Issu d’une famille de la banlieue parisienne où le football et l’athlétisme étaient rois, Agricole est tombé amoureux du ballon ovale.

En 1998, il jouait au rugby à Villiers-sur-Marne, à la périphérie de la capitale française, et lors d’un voyage de fin de saison à Amsterdam, il a pu voir les Bleues en personne pour la première fois. Dès lors, il n’avait qu’un seul objectif en tête.

Elle explique: «Nous étions aux Pays-Bas pour notre voyage de fin d’année et cela coïncidait avec la Coupe du monde féminine. Ce n’était pas un voyage exotique, mais j’ai découvert qu’il y avait une équipe de France de rugby féminin et je me souviendrai toujours pendant les hymnes que je regardais l’équipe de France et j’ai dit à l’un de mes coéquipiers: “ un jour je le ferai. être là-bas avec eux ». C’est là qu’est née le désir de jouer au plus haut niveau et cette volonté de faire les sacrifices nécessaires pour atteindre cet objectif. “

TOMBER AU RUGBY

Comme l’explique Agricole, elle est tombée amoureuse du rugby à partir du moment où elle a découvert le sport.

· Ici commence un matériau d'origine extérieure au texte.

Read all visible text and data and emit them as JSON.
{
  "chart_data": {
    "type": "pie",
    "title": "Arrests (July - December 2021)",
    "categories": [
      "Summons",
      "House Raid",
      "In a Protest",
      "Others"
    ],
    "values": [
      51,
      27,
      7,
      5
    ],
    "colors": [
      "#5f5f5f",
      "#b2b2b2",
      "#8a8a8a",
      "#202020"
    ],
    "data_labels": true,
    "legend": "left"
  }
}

«Comme Obélix (de la bande dessinée Astérix), je me suis impliqué et ce fut le coup de foudre. Notre professeur croyait en la liberté des joueurs avec le ballon et c’est ce qui m’a attiré dans ce sport, on vous donnerait un ballon et vous pourriez courir avec, vous pourriez le botter et si vous ne le faisiez pas, vous pourriez attraper la personne avec le ballon. balle et tacler la balle au sol. J’ai adoré cette liberté. “

En 2003, il avait attiré suffisamment d’attention pour gagner une place du côté français, remportant la première de ses 84 apparitions contre l’Angleterre à Twickenham.

Ce fut une expérience pénible, battue 57-0 par une Angleterre conquérante qui aurait remporté le Grand Chelem.

DOS À DOS

Mais l’année suivante, la France avait complètement changé les choses, remportant le premier des trois tournois du Grand Chelem d’Agricole avec une victoire de 13-12 sur l’Angleterre.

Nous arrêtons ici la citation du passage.